Investors who now have good reason to question their own stock-picking skills may be ready to get into managed accounts, too. These programs let clients get back into the market, but without having to trust a retail broker to be a genius stock picker. “Managed accounts have come back in a big way because you don't have to pick stocks,” says money manager Maloney. “You just have to make one good choice” in picking the manager.
Managed accounts have another nice selling point now: Clients and brokers may have a more difficult time cleaning out a bad portfolio than an outside money manager, who has attachments to neither the stocks nor the ideas behind buying them. Maloney says: “We're seeing a pickup in inquiries and accounts because people want a surgeon to come in and fix the portfolio. To have a third-party do it means you don't have to address all that bad karma. You wipe the slate clean.”
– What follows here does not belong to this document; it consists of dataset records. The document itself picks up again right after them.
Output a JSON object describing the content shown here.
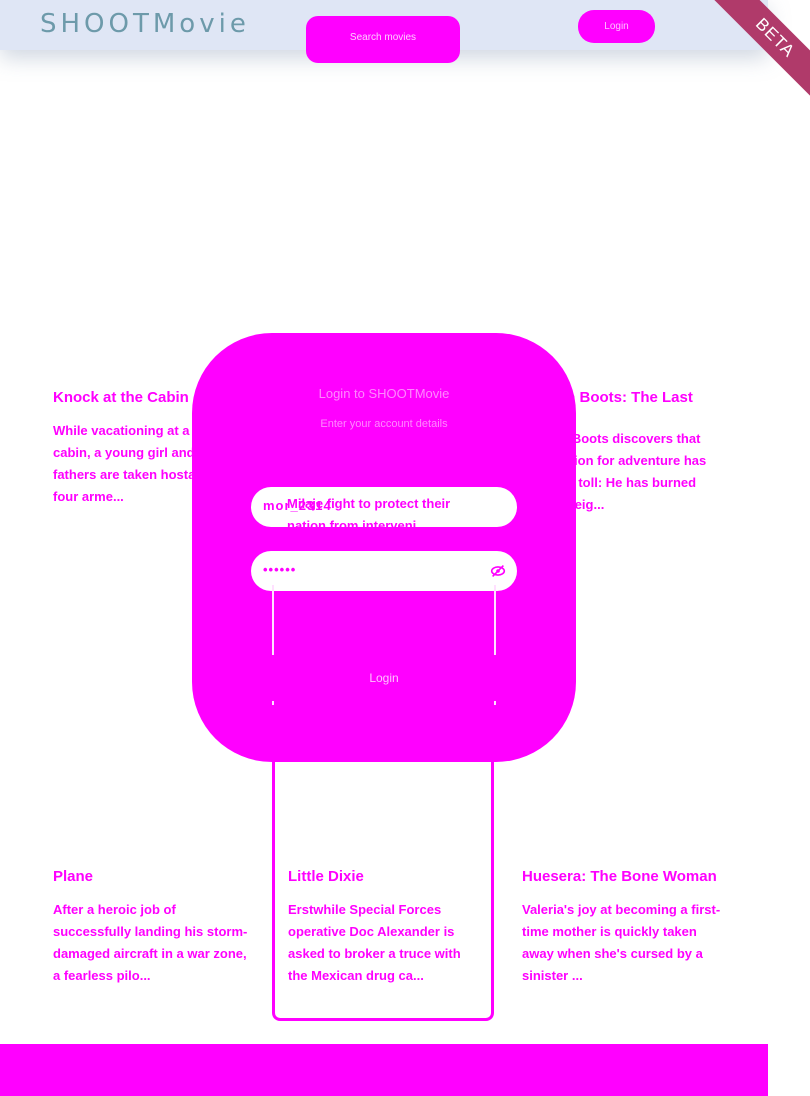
{
  "header": {
    "brand": "SHOOTMovie",
    "search_button": "Search movies",
    "login_button": "Login"
  },
  "ribbon": {
    "label": "BETA"
  },
  "movies": [
    {
      "title": "Knock at the Cabin",
      "desc": "While vacationing at a remote cabin, a young girl and her two fathers are taken hostage by four arme..."
    },
    {
      "title": "Puss in Boots: The Last",
      "desc": "Puss in Boots discovers that his passion for adventure has taken its toll: He has burned through eig..."
    },
    {
      "title": "Plane",
      "desc": "After a heroic job of successfully landing his storm-damaged aircraft in a war zone, a fearless pilo..."
    },
    {
      "title": "Little Dixie",
      "desc": "Erstwhile Special Forces operative Doc Alexander is asked to broker a truce with the Mexican drug ca..."
    },
    {
      "title": "Huesera: The Bone Woman",
      "desc": "Valeria's joy at becoming a first-time mother is quickly taken away when she's cursed by a sinister ..."
    }
  ],
  "hidden_card": {
    "desc_overlap": "Milaje fight to protect their nation from interveni..."
  },
  "login": {
    "title": "Login to SHOOTMovie",
    "subtitle": "Enter your account details",
    "username_value": "mor_2314",
    "password_value": "••••••",
    "submit_label": "Login"
  },
  "colors": {
    "accent": "#ff00ff",
    "header_bg": "#dfe6f5",
    "ribbon": "#b03a6a",
    "brand": "#6d9aaa"
  }
}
Clients already in managed accounts appear to be less likely to be looking for new brokers, too. Bruce Honicky, the head of consulting services at Fahnestock & Co. in New York, says the firm has seen less outflow of assets from managed accounts than from conventional ones. And brokers, instead of fearing that they will lose control of their clients' money by farming out asset management to other portfolio managers, actually find their interests dovetail more tightly with those of their clients. “More often, they find themselves sitting on the same side of the table as the client,” he says. “And it makes it easier to complement and diversify portfolios and bring in new assets from existing clients.”
One former brokerage executive says the lesson to remember is good brokers will stand out in troubling times. “People are willing to listen if a guy has a good idea. And there's very little competition. In general, the sales forces on The Street are demoralized. Now is the time for pitching.”
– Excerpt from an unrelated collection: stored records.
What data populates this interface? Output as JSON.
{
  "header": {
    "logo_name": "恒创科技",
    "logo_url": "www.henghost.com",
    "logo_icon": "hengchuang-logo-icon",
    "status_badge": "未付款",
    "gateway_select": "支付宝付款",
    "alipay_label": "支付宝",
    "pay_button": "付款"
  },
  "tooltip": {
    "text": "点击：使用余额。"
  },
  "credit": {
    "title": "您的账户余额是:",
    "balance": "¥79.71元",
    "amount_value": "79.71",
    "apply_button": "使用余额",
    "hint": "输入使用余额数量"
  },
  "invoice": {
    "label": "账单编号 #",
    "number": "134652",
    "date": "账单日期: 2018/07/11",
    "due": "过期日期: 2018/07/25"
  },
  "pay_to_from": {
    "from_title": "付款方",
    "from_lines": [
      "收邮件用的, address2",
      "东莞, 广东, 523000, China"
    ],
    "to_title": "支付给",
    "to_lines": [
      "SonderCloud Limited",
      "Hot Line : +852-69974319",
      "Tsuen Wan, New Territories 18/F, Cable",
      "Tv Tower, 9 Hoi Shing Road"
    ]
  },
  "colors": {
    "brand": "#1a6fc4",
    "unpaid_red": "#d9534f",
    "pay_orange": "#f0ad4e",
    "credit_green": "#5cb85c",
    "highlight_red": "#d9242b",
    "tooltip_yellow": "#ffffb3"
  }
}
“Now, there's more opportunity than ever for retail financial advisors,” says Flanagan. “Investments continue to be a commodity while good solid financial advice remains critical and hard to find.” Brokers who can deliver those goods will be richly rewarded.
THE WORLD GOT MORE COMPLICATED
When you could make money by throwing a dart at the Nasdaq tables, nobody needed a broker. Now, investors are hungry for professional advice and service.
BOOMERS INHERIT
It has been called the greatest transfer of wealth in the history of the world — the Greatest Generation dies off, leaving their boomer offspring $10 trillion over the next 20 years.
THE GOOD THING ABOUT LAYOFFS
Downsized workers have billions in 401(k) money to roll over. Between that and a surge of early-boomer retirees, $500 billion will flow out of 401(k) plans into rollover IRAs, according to Cerulli Associates.
SOARING COLLEGE COSTS
Tuition keeps rising and, thanks to the enhanced advantage of 529 plans, parents have already placed $9.5 billion in kiddie accounts.
THE RIGHT PRODUCTS
Clients want a custom fit and, for those who qualify, separately managed accounts are an easy sell. No wonder the business has jumped from a blip five years ago to $275 billion in assets. Also, new alternative-investment vehicles give nearly wealthy clients new choices.
THE RIGHT MARKETING APPROACH
The move to fee-based accounts can makes it easier for clients to truly believe that brokers live to make them rich.